In the final result of its analysis, Allianz noted that over the next decades, the number of people in retirement age would increase markedly and this would put social security systems under severe stress.
It further noted that only a handful of countries have already made their pension system demography-proof, citing Sweden, Belgium and Denmark, as example.

It added that in most other countries, pension systems continue to struggle with high public deficits and an uneven balance between sustainability and adequacy.
In Africa, the report noted that no African country ranks among the top-10 – as pension systems in most of these countries are still in the build-up phase.

On how the API conducted its analysis, Allianz in the report said the indicator followed a simple logic, adding that it started the analysis with the demographic and fiscal prerequisites and then continued to examine pension systems along their two decisive dimensions: sustainability and adequacy.

“Hence, it is based on three pillars and takes all in all 30 parameters into account, which are rated on a scale of one to seven, with 1 being the best grade. By adding up all weighted subtotals, the API assigns each of the analysed 70 countries a grade between one and seven, thus providing a comprehensive view of the respective pension system”, the Allianz report said.

“Demographics and pensions have been eclipsed by other policies in recent years, first and foremost climate change and today the fight against Covid-19,” Chief Economist at Allianz, Ludovic Subran said.

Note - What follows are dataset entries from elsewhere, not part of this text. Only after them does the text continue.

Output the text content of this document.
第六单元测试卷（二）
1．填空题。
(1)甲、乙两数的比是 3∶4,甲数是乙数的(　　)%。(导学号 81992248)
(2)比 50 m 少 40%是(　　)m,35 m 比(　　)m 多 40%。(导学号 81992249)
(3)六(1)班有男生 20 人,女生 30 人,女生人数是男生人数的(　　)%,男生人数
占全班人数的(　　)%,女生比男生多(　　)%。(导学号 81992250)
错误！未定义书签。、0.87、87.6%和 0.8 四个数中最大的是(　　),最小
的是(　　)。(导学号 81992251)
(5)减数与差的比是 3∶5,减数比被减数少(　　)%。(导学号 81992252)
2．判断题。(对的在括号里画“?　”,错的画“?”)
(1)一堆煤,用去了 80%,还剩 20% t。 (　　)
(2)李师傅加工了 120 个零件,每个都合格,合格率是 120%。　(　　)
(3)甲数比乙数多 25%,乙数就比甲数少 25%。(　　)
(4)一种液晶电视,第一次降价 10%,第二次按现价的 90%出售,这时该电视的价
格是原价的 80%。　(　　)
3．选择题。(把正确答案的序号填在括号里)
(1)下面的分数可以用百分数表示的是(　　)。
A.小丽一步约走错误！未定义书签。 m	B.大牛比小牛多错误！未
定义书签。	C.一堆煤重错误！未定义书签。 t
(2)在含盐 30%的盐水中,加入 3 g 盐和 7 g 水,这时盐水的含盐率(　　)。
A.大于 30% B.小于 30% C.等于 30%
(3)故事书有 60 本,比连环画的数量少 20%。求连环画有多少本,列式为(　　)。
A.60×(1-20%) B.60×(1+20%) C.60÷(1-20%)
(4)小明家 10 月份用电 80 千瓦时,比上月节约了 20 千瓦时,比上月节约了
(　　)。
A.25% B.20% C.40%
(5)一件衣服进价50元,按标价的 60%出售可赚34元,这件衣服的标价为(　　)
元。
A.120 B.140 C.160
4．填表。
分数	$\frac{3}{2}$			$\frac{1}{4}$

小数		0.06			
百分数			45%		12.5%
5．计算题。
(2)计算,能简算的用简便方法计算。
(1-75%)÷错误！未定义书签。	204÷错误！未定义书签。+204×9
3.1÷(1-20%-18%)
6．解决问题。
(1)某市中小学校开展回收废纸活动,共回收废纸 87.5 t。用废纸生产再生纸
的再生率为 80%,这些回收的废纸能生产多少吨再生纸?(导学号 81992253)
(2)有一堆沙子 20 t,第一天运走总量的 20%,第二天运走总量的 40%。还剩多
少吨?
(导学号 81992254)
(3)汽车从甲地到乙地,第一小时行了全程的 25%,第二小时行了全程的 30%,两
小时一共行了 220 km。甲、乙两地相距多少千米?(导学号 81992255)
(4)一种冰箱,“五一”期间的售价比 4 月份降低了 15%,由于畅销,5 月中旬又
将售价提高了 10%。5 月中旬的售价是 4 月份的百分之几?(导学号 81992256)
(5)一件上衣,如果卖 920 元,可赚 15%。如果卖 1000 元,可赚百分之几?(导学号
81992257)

“But you ignore demographics at your own peril, demographic change will soon be back with a vengeance. Defusing the looming pension crisis and preserving generational justness and equality are key for building inclusive and resilient societies.”

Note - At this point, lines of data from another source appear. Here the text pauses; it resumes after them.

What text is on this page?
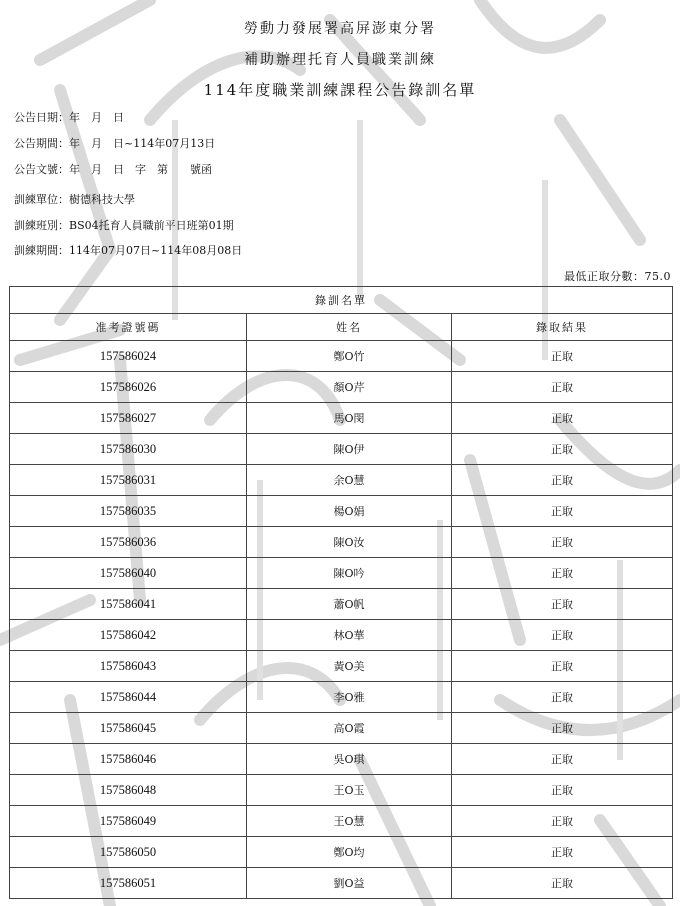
勞動力發展署高屏澎東分署
補助辦理托育人員職業訓練
114年度職業訓練課程公告錄訓名單
公告日期：年　月　日
公告期間：年　月　日~114年07月13日
公告文號：年　月　日　字　第　　號函
訓練單位：樹德科技大學
訓練班別：BS04托育人員職前平日班第01期
訓練期間：114年07月07日~114年08月08日
最低正取分數：75.0
錄訓名單		
准考證號碼	姓名	錄取結果
157586024	鄭O竹	正取
157586026	顏O芹	正取
157586027	馬O閔	正取
157586030	陳O伊	正取
157586031	余O慧	正取
157586035	楊O娟	正取
157586036	陳O汝	正取
157586040	陳O吟	正取
157586041	蕭O帆	正取
157586042	林O華	正取
157586043	黃O美	正取
157586044	李O雅	正取
157586045	高O霞	正取
157586046	吳O琪	正取
157586048	王O玉	正取
157586049	王O慧	正取
157586050	鄭O均	正取
157586051	劉O益	正取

According to the API analysis, the dramatic shift in demographics is best characterised by the increase in the global old-age dependency ratio: Until 2050, it will grow by a whopping 77percent to 25 percent i.e., faster than in the last 70 years since 1950. In many emerging economies the ratio is going to more than double within the next three decades, that is, in less than half of the time this development took in Europe and Northern America. The most prominent example is China where the ratio is going to increase from 17 percent to 44 percent For industrialised countries, however, the absolute level of this ratio is the main reason for concern, reaching, for example, 51 percent in Western Europe.